In Conversation with Karen Barad: Doings of Agential Realism is an accessible introduction to Karen Barad's agential realist philosophy. The authors take on a unique approach to involve the readers in in/formal conversations between Karen, postgraduate and other researchers at a research event held in 2017 at Cape Town, South Africa.
It features chapters that have been contributed by seminar delegates and organisers, which put forth the continuing impact that Karen Barad has had on their empirical work, research writing and drawing practices. The text further discusses the ethical and political significance of Karen's work, especially in the context of de/colonizing South African higher education. The chapters offer a series of worked posthumanist pedagogical examples and describe how a research seminar was organised differently and more in line with Baradian radical philosophy. At its heart, this book makes a methodological and pedagogical contribution to the surge in literature on agential realism, whilst simultaneously challenging dominant research binaries and arguing for a more egalitarian way of working together in knowledge-creation by troubling human and more-than-human hierarchies. The book's uniqueness is further fortified through its description of in/formal conversations, which are diffracted through chapters, a doing of agential realism to reconfigure relationships between lecturer and student, expert and novice, supervisor and supervised, researcher and research participants. These radical conversations are dis/continuing.
This book will be invaluable for students and individuals interested in advancing their understanding of agential realism and Karen Barad's influence at large, as well as students and scholars interested in postqualitative methods in all disciplines.

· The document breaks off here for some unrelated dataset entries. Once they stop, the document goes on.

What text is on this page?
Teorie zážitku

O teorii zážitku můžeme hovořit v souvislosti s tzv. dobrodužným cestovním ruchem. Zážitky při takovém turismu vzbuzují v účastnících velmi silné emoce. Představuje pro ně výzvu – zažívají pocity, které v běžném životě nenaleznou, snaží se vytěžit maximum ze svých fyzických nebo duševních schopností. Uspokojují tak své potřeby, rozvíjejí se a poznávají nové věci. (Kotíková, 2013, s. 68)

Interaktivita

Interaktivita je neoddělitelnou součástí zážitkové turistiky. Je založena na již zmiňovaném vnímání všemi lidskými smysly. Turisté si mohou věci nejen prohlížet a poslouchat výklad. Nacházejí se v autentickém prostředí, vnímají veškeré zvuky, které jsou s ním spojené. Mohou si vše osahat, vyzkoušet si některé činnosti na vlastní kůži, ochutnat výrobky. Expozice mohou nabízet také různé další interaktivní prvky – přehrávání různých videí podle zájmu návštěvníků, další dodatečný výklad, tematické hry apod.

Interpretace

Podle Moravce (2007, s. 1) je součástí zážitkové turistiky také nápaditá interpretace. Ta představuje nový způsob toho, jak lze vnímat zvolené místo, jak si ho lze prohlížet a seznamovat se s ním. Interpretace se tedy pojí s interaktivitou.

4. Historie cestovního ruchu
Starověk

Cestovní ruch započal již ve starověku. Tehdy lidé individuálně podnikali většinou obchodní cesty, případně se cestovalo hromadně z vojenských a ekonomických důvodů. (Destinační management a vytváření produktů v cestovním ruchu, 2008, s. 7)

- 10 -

About the Author: Karin Murris is Professor of Early Childhood Education at the University of Oulu, Finland, and Emerita Professor of Pedagogy and Philosophy, at the University of Cape Town, South Africa. She is a teacher educator, grounded in academic philosophy and a postqualitative research paradigm. Her main interests are in posthuman child studies, philosophy in education, ethics and democratic pedagogies. www.karinmurris.com
Vivienne Bozalek is Honorary Professor in the Centre for Higher Education Research, Teaching and Learning at Rhodes University and Emerita Professor in the Department of Women's and Gender Studies at the University of the Western Cape, South Africa. Her research interests pertain to the political ethics of care and social justice, posthumanism and feminist new materialisms, innovative pedagogical practices in higher education, and postqualitative and participatory methodologies.